Matt Mehlan – Slow Dance #1111 [Shinkoyo/Bandcamp]
Matt Mehlan – Slow Dance #0121 [Shinkoyo/Bandcamp]
It seems like only yesterday (but actually a couple of months ago) that I featured the brilliant Skeletons on the show. Now main Skeleton Matt Mehlan is back on his Shinkoyo label with Slow Dances, an album which is also a card game and a choreography work… Confused? So am I, but it’s great music – instrumental, mostly electronic, with strange injections of jazz solos and more ambient segments.

Warped Dreamer – ixwele [Consouling Sounds]
Warped Dreamer – Camphor Bush [Consouling Sounds]
The provenance of the four members of Warped Dreamer couldn’t be stronger: Arve Henriksen is the brilliant trumpeter & sometimes wordless singer with Norwegian improv masters Supersilent, and Stian Westerhus has played with Jaga Jazzist, Ulver and many others. On the Belgian side, Rhodes player Jozef Dumoulin and drummer Teun Verbruggen are part of the improv/electronic/noise act The Bureau of Atomic Tourism. Their new record Live at Bimhuis has the highs offered by such great musicianship – magically soft melody work, intense full ensemble work, and a mess of self-sampling electronics.
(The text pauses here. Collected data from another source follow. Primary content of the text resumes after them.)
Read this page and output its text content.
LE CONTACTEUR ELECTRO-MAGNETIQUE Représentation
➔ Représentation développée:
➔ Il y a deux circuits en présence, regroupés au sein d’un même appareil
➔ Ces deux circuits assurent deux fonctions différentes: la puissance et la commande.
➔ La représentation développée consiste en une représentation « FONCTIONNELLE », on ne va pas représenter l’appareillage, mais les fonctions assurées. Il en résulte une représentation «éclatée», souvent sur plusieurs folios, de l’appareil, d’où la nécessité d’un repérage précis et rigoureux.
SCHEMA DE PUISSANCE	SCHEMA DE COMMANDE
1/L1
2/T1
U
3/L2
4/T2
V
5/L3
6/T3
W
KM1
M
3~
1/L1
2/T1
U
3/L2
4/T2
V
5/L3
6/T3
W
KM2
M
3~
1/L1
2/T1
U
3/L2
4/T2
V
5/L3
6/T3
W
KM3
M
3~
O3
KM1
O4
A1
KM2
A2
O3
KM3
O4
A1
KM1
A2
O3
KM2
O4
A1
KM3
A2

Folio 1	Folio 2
Benjamin Finger – Children Rhyme [KrysaliSound/Bandcamp]
Benjamin Finger – Auditory Colors [KrysaliSound/Bandcamp]
Also from Norway, Benjamin Finger represents a different school of music – electronics and acoustic music wedded to a more ambient end, generally. His new solo album Auditory Colors explores synaesthesia, with music that’s intended to stimulate the visual sensorium as well as the audio. Frequent collaborator Inga-Lil Farstad’s voice appears on the title track, as do unidentified children’s voices elsewhere. It’s deceptively dense and deep work as always with Finger.

Kirk Barley – Lake of Gold [Health]
Lately we’ve heard a lot of work from Kirk Barley with drummer Matt Davies, so it’s interesting to hear his delicate processed electronics on their own for new single Lake of Gold / Primer. Great stuff as ever.

Other Joe – More Hauntings ft Nico Niquo [Nice Setting/Bandcamp]
Melbourne musician Joseph Buchan is Other Joe, a shapeshifting project which often features the piano alongside contemporary electronics. He runs the excellent .jpeg Artefacts label, but his new EP Champagne is released by fellow Melbourne label Nice Setting, including a delightful CD edition. It’s beautiful, twinkly but not twee, including an appearance from neo-new-age artist Nico Niquo.

part timer – after [Bandcamp]
The final Bandcamp EP for a little while from Melbourne’s part timer is another collection of delicate piano & electronics called before, during, after. The releases he’s doled out for us since October feature some of his best work – his sense of melody and arrangement is highly impressive, and there’s a murmuring of the clicky rhythmic elements from his early folktronica in the background at times too. Hopefully he gets an album together soon and gets it released by someone for more prominence than his own Bandcamp and this radio show…

Ashleigh Hazel – Gemini [Bandcamp]
Canberra-based experimental musician Benjamin Drury has just unveiled their new project Ashleigh Hazel, with this new single “Gemini”, a soft piece of layered guitars, field recordings and half-heard vocals. Evocative and nostalgic-feeling.